Literatur über Geishas

  • Arthur Golden, Tagebuch einer Geisha.

In diesem Buch erzählt Golden die Geschichte der fiktiven Geisha Sayuri. Es ist eine unterhaltsame Geschichte, aber Tatsache und Fiktion werden oft verwechselt. Es ist daher ratsam, dieses Buch mit Vorsicht zu genießen, denn Golden hat den Lebensstil der Geishas mit dem der Prostituierten vermischt.

  • Iwasaki Mineko, Mein Leben als Geisha.

Dieses Buch ist eine Antwort auf Arthur Goldens Buch. Die Top-Geisha Iwasaki Mineko erzählt, wie ihr Leben als Geisha war.

  • Lesley Downer, Geisha, Die geheime Geschichte.

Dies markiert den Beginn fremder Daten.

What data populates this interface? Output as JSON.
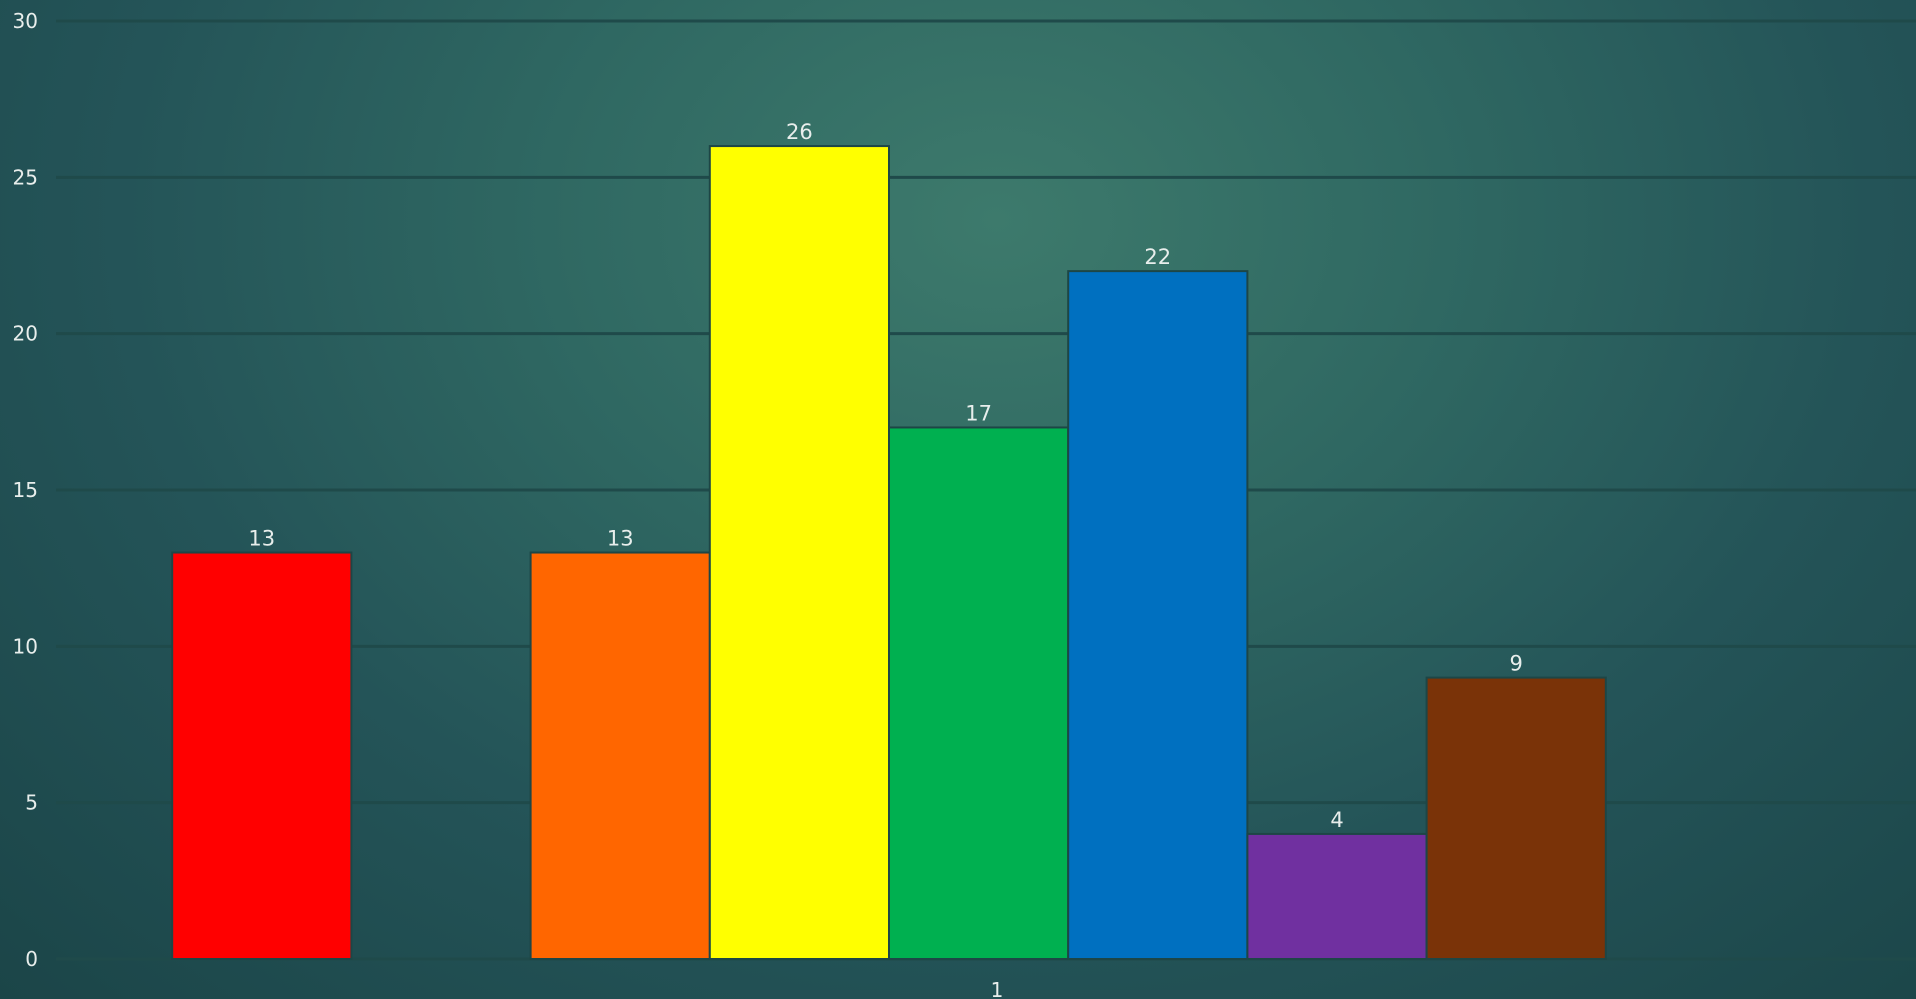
{
  "chart_data": {
    "type": "bar",
    "categories": [
      "1"
    ],
    "series": [
      {
        "values": [
          13
        ],
        "color": "#ff0000"
      },
      {
        "values": [
          0
        ],
        "color": "#ffffff"
      },
      {
        "values": [
          13
        ],
        "color": "#ff6600"
      },
      {
        "values": [
          26
        ],
        "color": "#ffff00"
      },
      {
        "values": [
          17
        ],
        "color": "#00b050"
      },
      {
        "values": [
          22
        ],
        "color": "#0070c0"
      },
      {
        "values": [
          4
        ],
        "color": "#7030a0"
      },
      {
        "values": [
          9
        ],
        "color": "#7a3308"
      }
    ],
    "data_labels": [
      "13",
      "",
      "13",
      "26",
      "17",
      "22",
      "4",
      "9"
    ],
    "ylim": [
      0,
      30
    ],
    "yticks": [
      0,
      5,
      10,
      15,
      20,
      25,
      30
    ],
    "grid": true,
    "title": "",
    "xlabel": "",
    "ylabel": ""
  }
}
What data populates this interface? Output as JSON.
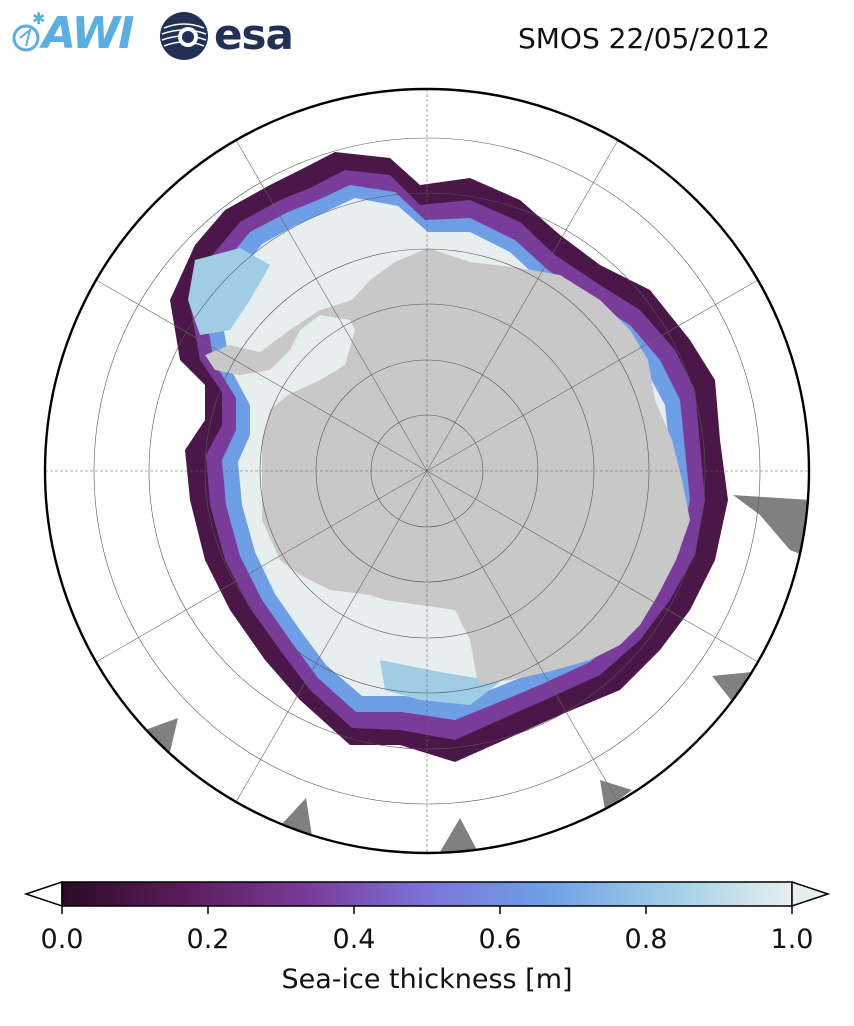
{
  "header": {
    "logo_awi": "AWI",
    "logo_esa": "esa",
    "title": "SMOS 22/05/2012"
  },
  "map": {
    "projection": "south-polar-stereographic",
    "ocean_color": "#ffffff",
    "land_color": "#c8c8c8",
    "nodata_color": "#808080",
    "grid": true
  },
  "colorbar": {
    "label": "Sea-ice thickness [m]",
    "min": 0.0,
    "max": 1.0,
    "extend": "both",
    "ticks": [
      "0.0",
      "0.2",
      "0.4",
      "0.6",
      "0.8",
      "1.0"
    ],
    "colormap": [
      "#2a0c25",
      "#5b1d5c",
      "#7a3c9a",
      "#7b74d8",
      "#6e9ee6",
      "#9fcde6",
      "#e6efee"
    ]
  }
}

Das Buch bietet einen aufschlussreichen Einblick in den sorgfältig abgeschirmten Teil der japanischen Gesellschaft. Bei dieser persönlichen Suche entdeckt Downer Schritt für Schritt die wahre Geschichte hinter der wunderbaren Welt der japanischen Geisha.

  • Lisa Dalby, Geisha

Um verlässliche Informationen über Geishas zu erhalten und den Mythos zu entmystifizieren, wurde Liza Dalby selbst zur Geisha. Sie kann diese Welt auch gut beschreiben, indem sie Interviews mit (Ex-)Geishas und Besitzern von Geisha-Häusern (okiya) führt.